Back in January 2010 the Jackrabbit team starting asking its community what did it want to see in the next version of Jackrabbit. There were some themes in the responses. High(er) levels of write concurrency, millions of child nodes and cloud scale clustering with NoSQL backends. I voted for all of these.

I was reminded of this activity by the announcement of a Oak Hackathon, or rather an Oakathon that is being organised this September at the .adaptTo conference in Berlin. This Oakathon seems to be intended to get users upto speed on using Oak, which means that it might be ready for users to take a look. So I did. The code checks out, builds and passes all its integration tests. No surprises there from the Jackrabbit team.

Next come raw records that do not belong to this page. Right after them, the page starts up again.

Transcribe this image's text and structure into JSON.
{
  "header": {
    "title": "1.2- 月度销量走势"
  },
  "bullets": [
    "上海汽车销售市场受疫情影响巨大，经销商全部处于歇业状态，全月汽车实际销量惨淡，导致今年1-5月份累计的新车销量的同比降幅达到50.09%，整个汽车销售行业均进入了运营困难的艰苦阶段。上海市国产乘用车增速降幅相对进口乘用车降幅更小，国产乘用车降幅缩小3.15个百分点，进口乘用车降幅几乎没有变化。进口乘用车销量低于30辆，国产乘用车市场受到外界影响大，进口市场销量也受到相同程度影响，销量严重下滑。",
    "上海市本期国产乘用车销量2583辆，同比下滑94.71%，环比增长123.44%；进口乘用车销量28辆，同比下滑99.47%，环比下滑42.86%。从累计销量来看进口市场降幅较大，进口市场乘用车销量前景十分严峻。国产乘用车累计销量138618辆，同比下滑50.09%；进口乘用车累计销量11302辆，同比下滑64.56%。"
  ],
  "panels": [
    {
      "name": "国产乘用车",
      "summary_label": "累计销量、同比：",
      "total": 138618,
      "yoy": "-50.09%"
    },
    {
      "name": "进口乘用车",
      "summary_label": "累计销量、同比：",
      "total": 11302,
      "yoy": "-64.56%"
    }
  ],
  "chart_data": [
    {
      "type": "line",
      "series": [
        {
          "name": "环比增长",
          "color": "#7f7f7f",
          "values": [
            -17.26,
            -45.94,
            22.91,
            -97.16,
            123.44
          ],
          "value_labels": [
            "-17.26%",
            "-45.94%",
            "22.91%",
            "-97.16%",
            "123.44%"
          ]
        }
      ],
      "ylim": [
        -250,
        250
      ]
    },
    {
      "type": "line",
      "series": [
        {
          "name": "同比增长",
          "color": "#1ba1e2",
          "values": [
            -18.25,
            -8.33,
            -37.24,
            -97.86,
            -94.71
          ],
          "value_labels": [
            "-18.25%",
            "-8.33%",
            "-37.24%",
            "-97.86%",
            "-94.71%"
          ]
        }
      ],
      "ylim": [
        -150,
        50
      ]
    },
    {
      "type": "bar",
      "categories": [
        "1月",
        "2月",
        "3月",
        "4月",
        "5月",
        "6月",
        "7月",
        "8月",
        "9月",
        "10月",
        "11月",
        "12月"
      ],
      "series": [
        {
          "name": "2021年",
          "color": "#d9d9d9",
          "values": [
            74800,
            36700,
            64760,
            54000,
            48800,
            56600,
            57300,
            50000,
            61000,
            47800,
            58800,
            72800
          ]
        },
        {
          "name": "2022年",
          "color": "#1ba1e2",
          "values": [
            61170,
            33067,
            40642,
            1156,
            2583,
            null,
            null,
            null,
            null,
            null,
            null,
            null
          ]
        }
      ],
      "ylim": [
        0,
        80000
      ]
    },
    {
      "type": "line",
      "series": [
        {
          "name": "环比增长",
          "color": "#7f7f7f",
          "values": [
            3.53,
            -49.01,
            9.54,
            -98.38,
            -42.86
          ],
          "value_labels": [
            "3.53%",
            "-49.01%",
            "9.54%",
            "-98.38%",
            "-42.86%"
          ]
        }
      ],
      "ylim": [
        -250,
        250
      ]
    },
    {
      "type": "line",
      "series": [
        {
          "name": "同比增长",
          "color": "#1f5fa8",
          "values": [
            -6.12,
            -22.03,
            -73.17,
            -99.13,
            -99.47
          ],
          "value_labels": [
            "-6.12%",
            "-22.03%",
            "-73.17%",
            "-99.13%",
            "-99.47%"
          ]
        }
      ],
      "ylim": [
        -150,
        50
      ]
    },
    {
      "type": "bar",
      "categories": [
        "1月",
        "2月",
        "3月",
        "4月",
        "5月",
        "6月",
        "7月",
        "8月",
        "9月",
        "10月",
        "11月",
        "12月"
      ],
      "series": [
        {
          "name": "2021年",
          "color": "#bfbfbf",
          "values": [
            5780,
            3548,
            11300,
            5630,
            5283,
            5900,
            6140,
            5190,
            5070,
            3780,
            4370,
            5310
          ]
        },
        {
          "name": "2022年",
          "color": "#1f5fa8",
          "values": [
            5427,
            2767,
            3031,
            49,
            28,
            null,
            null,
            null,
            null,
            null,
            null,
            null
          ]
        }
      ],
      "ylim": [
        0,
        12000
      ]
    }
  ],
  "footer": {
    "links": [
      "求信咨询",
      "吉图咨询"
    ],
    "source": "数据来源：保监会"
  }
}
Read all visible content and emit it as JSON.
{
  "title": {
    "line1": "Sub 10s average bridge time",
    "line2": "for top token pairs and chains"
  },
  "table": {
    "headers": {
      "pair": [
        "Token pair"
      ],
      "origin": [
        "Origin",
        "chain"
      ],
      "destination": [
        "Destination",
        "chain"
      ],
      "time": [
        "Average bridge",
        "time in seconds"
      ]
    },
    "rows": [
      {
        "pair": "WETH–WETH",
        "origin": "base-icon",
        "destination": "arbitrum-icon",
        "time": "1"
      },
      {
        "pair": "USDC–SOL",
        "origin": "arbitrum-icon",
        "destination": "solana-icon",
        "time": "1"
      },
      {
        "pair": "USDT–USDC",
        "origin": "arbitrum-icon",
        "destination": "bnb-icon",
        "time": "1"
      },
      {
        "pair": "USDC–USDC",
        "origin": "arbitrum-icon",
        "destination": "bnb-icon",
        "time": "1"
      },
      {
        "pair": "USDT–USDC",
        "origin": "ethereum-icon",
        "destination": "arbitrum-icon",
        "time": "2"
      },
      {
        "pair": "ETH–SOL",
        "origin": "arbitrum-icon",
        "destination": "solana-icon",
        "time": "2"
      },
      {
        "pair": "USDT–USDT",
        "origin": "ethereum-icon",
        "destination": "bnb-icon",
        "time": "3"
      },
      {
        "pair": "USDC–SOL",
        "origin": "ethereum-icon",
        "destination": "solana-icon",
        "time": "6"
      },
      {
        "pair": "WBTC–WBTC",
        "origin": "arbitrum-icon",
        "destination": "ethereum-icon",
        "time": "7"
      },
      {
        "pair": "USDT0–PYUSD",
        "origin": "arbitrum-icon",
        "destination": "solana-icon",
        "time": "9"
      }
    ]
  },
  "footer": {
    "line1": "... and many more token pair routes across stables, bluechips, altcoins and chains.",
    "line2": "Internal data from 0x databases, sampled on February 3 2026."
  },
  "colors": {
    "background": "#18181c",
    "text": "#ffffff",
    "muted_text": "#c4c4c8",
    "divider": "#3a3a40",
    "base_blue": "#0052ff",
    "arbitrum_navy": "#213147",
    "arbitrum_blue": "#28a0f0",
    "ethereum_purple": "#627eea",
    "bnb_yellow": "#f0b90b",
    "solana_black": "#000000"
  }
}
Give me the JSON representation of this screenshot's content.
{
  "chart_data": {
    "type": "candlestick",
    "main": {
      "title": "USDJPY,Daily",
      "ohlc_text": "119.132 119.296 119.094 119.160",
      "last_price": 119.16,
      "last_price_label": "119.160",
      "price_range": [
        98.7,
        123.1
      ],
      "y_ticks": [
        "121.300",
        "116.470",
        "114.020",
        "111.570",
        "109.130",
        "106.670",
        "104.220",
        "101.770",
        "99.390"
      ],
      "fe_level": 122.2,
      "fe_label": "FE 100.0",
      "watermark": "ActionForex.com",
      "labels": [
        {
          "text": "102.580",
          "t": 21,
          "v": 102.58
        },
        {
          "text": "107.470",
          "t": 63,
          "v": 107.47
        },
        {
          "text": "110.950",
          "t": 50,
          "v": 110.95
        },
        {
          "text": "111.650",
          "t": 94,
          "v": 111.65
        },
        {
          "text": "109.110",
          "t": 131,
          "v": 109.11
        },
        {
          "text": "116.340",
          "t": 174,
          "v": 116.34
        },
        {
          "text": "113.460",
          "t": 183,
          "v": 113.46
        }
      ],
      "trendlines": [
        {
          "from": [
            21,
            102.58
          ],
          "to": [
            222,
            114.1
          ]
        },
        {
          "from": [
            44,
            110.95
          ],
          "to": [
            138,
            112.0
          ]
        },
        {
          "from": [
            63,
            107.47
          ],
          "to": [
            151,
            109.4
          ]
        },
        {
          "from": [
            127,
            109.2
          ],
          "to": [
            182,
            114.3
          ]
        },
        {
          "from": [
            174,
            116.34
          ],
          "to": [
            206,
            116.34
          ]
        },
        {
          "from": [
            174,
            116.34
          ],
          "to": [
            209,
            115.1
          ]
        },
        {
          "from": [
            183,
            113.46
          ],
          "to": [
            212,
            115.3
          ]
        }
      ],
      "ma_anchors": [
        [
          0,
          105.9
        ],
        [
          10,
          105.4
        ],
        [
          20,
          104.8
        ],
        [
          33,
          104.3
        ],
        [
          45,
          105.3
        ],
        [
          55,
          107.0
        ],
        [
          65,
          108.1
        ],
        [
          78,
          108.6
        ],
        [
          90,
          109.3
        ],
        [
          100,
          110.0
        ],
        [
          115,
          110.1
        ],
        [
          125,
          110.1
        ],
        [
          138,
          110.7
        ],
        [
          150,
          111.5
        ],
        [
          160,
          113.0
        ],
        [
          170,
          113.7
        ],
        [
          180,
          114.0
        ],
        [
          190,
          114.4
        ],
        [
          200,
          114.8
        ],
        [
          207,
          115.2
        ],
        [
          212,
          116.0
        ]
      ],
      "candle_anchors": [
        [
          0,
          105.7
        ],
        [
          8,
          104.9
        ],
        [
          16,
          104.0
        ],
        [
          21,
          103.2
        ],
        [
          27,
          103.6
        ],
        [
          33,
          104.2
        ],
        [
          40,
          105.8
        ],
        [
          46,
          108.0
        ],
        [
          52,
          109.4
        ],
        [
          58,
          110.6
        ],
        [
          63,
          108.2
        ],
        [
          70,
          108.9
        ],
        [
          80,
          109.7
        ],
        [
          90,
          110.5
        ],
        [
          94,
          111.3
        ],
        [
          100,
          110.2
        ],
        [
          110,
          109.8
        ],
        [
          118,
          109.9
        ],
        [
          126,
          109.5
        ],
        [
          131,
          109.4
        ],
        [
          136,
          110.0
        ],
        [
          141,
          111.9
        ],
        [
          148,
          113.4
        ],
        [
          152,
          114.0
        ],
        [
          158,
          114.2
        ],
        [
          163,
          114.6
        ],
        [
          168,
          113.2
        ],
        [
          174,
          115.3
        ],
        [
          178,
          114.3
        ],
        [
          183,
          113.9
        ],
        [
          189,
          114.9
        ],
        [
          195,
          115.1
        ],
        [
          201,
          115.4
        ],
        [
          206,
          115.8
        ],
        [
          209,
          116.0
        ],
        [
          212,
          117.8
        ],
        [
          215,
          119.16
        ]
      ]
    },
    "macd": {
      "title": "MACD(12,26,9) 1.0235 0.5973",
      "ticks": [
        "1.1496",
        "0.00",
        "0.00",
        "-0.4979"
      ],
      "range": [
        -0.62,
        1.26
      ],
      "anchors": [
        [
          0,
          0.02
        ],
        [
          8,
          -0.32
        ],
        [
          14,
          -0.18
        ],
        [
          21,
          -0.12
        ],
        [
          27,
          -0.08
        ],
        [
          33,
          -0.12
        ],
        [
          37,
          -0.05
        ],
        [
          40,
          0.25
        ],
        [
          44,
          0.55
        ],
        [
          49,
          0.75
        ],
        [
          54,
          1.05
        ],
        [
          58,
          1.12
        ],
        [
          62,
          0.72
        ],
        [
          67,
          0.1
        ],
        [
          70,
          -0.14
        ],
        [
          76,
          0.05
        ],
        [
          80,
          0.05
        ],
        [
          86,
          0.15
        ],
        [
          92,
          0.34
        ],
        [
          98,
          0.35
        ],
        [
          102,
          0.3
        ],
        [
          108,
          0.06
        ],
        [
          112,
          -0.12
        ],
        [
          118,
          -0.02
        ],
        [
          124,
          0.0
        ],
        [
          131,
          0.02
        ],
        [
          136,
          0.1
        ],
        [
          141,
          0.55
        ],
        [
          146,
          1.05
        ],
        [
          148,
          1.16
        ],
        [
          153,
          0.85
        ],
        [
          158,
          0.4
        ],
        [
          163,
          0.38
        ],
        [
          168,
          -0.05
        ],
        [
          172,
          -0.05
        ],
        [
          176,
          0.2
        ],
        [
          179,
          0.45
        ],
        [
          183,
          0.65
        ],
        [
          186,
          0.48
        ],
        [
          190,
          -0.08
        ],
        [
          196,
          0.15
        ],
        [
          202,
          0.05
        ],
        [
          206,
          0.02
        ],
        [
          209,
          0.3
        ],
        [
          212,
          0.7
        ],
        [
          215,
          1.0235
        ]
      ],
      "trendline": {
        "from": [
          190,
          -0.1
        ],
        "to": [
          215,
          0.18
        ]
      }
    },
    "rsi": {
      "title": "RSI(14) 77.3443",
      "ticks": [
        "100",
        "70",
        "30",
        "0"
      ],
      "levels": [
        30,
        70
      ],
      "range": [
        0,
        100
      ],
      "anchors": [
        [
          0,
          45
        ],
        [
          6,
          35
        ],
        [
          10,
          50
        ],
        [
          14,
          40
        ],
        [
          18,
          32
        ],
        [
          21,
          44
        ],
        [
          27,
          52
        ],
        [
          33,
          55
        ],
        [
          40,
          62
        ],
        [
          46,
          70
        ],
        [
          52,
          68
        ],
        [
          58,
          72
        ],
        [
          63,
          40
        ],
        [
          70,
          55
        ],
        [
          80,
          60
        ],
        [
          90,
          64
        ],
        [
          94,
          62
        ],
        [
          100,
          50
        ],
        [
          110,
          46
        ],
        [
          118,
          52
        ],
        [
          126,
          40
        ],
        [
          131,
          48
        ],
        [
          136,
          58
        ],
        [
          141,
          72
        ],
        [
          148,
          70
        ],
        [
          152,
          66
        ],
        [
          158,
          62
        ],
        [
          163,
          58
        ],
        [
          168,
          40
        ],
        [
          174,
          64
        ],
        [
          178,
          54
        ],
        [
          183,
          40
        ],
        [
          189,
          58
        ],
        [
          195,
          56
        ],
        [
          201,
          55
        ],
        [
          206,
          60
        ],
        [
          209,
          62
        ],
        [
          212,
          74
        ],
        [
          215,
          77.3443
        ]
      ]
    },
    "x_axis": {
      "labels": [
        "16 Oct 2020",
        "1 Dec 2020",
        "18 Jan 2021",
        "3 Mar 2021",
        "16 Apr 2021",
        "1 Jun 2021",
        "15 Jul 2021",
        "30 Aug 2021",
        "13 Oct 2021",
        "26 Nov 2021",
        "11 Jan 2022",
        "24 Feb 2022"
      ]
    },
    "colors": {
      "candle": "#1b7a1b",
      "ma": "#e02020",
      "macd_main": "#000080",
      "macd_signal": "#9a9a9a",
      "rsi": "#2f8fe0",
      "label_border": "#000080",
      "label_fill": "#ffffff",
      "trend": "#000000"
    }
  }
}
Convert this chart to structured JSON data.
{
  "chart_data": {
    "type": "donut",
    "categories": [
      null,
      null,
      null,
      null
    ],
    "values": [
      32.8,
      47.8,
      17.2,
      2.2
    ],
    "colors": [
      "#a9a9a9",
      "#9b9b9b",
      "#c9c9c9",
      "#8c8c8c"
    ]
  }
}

I am not going to pretend I understand the storage model being used or how it addresses the requirements that came out of Jackrabbit, but the Persistence implementation looks like it could be adapted to a sharded schema over many DB instances or even ontop of Cassandra. The storage model looks something like a git tree. It seems to solve the many child nodes issue that Sparse Map Content solved for OAE in a slightly different, but more efficient way by using a DAG structure with pointers to a child tree rather than a parent pointer. I won’t be able to tell if the concurrency issues that caused me to have to squeeze Sparse Map Content into the Sling repository API layers, without some testing, but the approach looks like it might. Certainly the aims of the Road map cover the needs of OAE and go beyond the scale and concurrency required.

Best of all, it already has a Sling Repository implemented, so it should be relatively easy to spin up Sling on Oak and run all the tests that caused OAE to move from Sling on Jackrabbit to Sling on a hybrid of SMC and Jackrabbit.